In [None]:
import sys
# Assuming we are in the notebook directory add this so that we can import the library
sys.path.append('..')

import numpy as np
import scipy.stats
import matplotlib
import matplotlib.pyplot as plt

matplotlib.style.use('ggplot')
%matplotlib inline

# Inference with ELFI: the MA(2) model

The 2nd order moving average model, MA(2), is a common model used in univariate time analysis. Assuming zero mean it can be written as

$$
y_t = w_t + \theta_1 w_{t-1} + \theta_2 w_{t-2},
$$

where $\theta_1, \theta_2 \in \mathbb{R}$ and $(w_k)_{k\in \mathbb{Z}} \sim N(0,1)$ represents an independent and identically distributed sequence of white noise.

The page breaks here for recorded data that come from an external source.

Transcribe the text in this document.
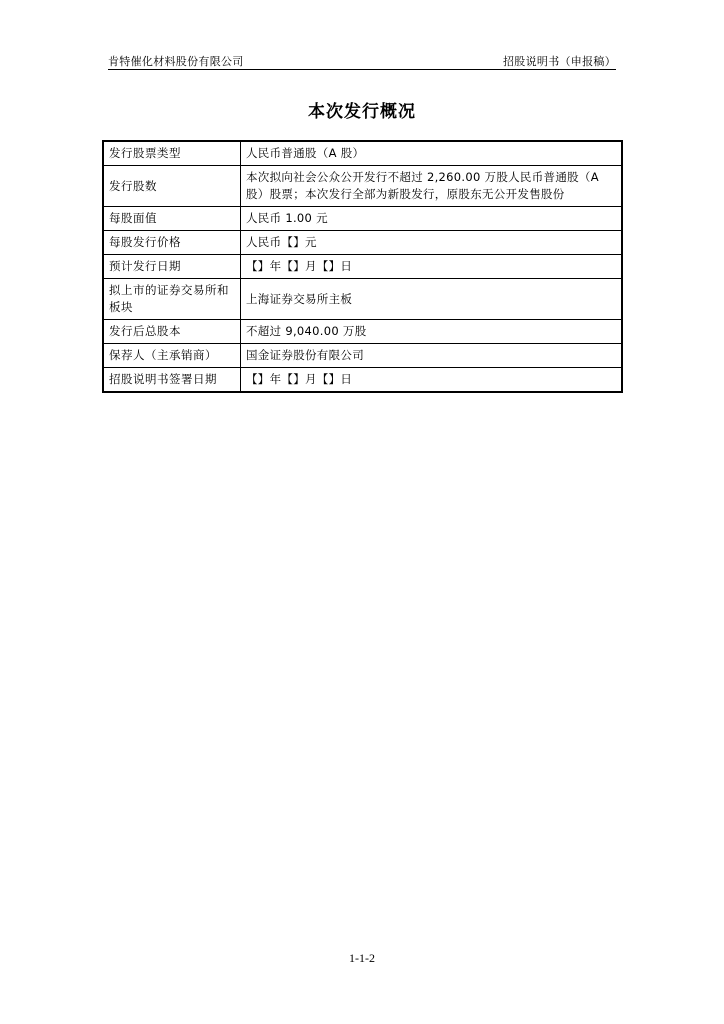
肯特催化材料股份有限公司	招股说明书（申报稿）
本次发行概况
发行股票类型	人民币普通股（A 股）
发行股数	本次拟向社会公众公开发行不超过 2,260.00 万股人民币普通股（A 股）股票；本次发行全部为新股发行，原股东无公开发售股份
每股面值	人民币 1.00 元
每股发行价格	人民币【】元
预计发行日期	【】年【】月【】日
拟上市的证券交易所和板块	上海证券交易所主板
发行后总股本	不超过 9,040.00 万股
保荐人（主承销商）	国金证券股份有限公司
招股说明书签署日期	【】年【】月【】日
1-1-2
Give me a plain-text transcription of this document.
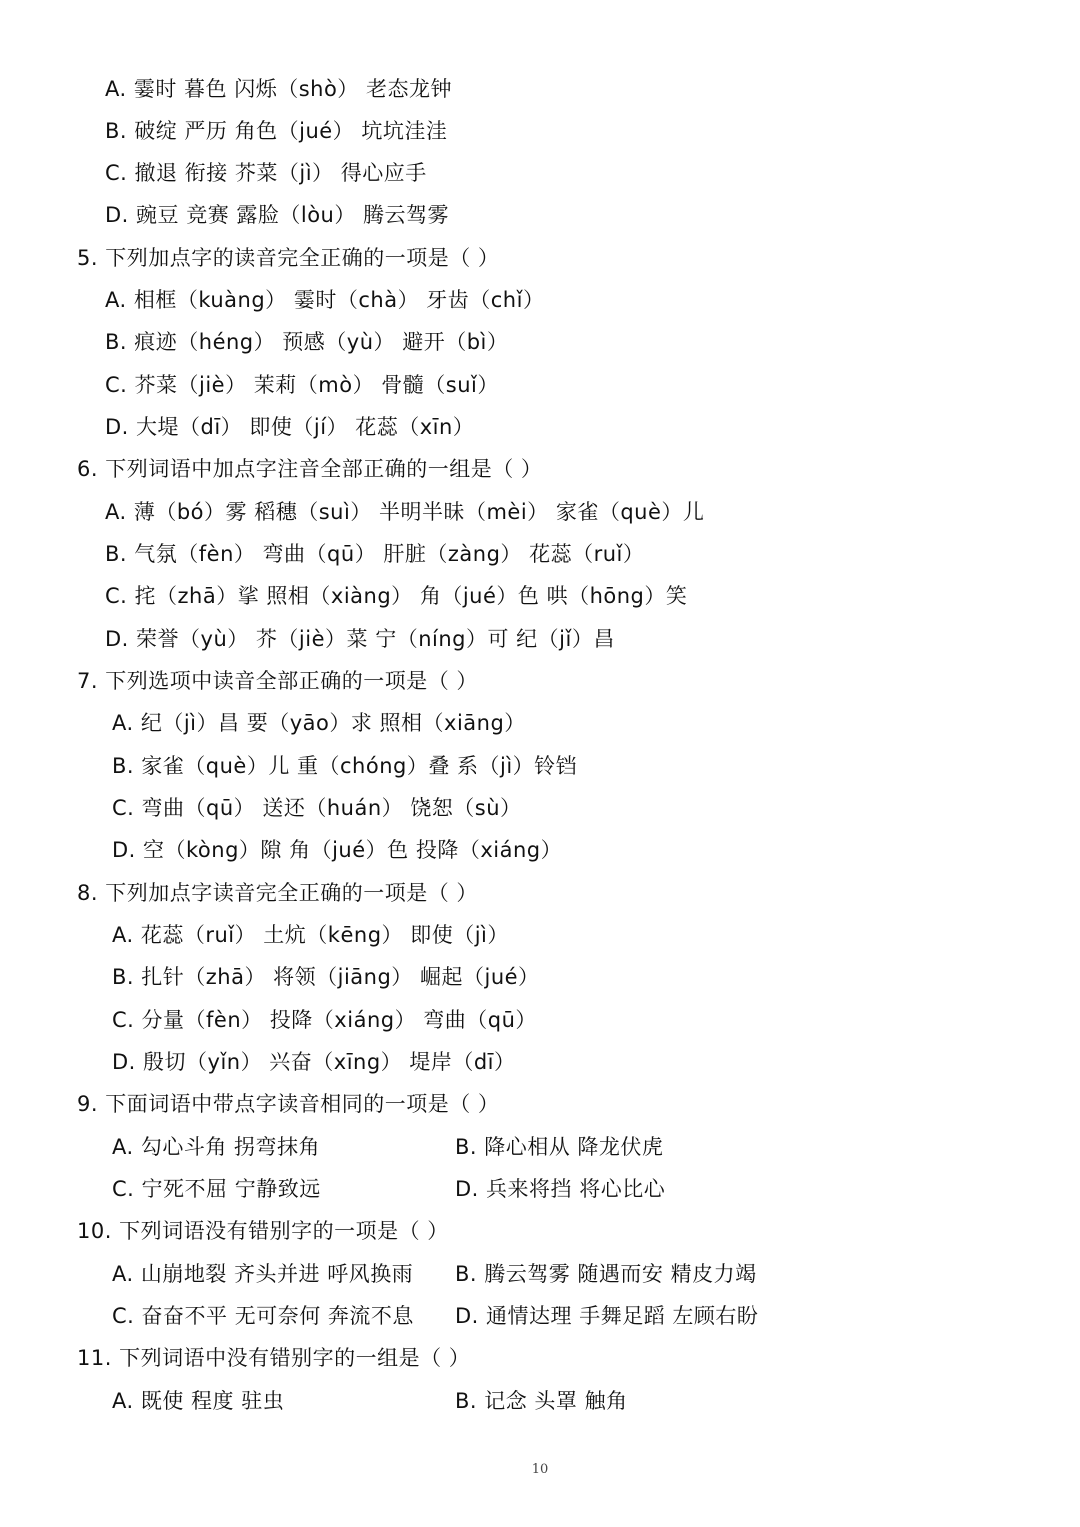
A. 霎时 暮色 闪烁（shò） 老态龙钟
B. 破绽 严历 角色（jué） 坑坑洼洼
C. 撤退 衔接 芥菜（jì） 得心应手
D. 豌豆 竞赛 露脸（lòu） 腾云驾雾
5. 下列加点字的读音完全正确的一项是（ ）
A. 相框（kuàng） 霎时（chà） 牙齿（chǐ）
B. 痕迹（héng） 预感（yù） 避开（bì）
C. 芥菜（jiè） 茉莉（mò） 骨髓（suǐ）
D. 大堤（dī） 即使（jí） 花蕊（xīn）
6. 下列词语中加点字注音全部正确的一组是（ ）
A. 薄（bó）雾 稻穗（suì） 半明半昧（mèi） 家雀（què）儿
B. 气氛（fèn） 弯曲（qū） 肝脏（zàng） 花蕊（ruǐ）
C. 挓（zhā）挲 照相（xiàng） 角（jué）色 哄（hōng）笑
D. 荣誉（yù） 芥（jiè）菜 宁（níng）可 纪（jǐ）昌
7. 下列选项中读音全部正确的一项是（ ）
A. 纪（jì）昌 要（yāo）求 照相（xiāng）
B. 家雀（què）儿 重（chóng）叠 系（jì）铃铛
C. 弯曲（qū） 送还（huán） 饶恕（sù）
D. 空（kòng）隙 角（jué）色 投降（xiáng）
8. 下列加点字读音完全正确的一项是（ ）
A. 花蕊（ruǐ） 土炕（kēng） 即使（jì）
B. 扎针（zhā） 将领（jiāng） 崛起（jué）
C. 分量（fèn） 投降（xiáng） 弯曲（qū）
D. 殷切（yǐn） 兴奋（xīng） 堤岸（dī）
9. 下面词语中带点字读音相同的一项是（ ）
10. 下列词语没有错别字的一项是（ ）
11. 下列词语中没有错别字的一组是（ ）
A. 勾心斗角 拐弯抹角	B. 降心相从 降龙伏虎
C. 宁死不屈 宁静致远	D. 兵来将挡 将心比心
A. 山崩地裂 齐头并进 呼风换雨 B. 腾云驾雾 随遇而安 精皮力竭
C. 奋奋不平 无可奈何 奔流不息 D. 通情达理 手舞足蹈 左顾右盼
A. 既使 程度 驻虫	B. 记念 头罩 触角
10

### The observed data and the inference problem

In this notebook, our task is to infer the parameters $\theta_1, \theta_2$ given a sequence of 100 observations $y$ that originate from an MA(2) process. Let's define this MA(2) simulator as a Python function:

In [None]:
def MA2(t1, t2, batch_size=1, random_state=None):
    n_obs = 100
    if random_state is None:
        random_state = np.random.RandomState()
    w = random_state.randn(batch_size, n_obs+2) # i.i.d. sequence ~ N(0,1)
    y = w[:,2:] + t1 * w[:,1:-1] + t2 * w[:,:-2]
    return y

In ELFI, all non-constant data is in at least 2-dimensional NumPy arrays with different observations on the 0-axis. **Important**: in order to guarantee a consistent state of pseudo-random number generation, the simulator must have `prng` as a keyword argument for reading in a `numpy.RandomState` object. Additionally, a simulator that supports vectorized operations should accept the keyword argument `n_sim` that defines how many sequences should be returned.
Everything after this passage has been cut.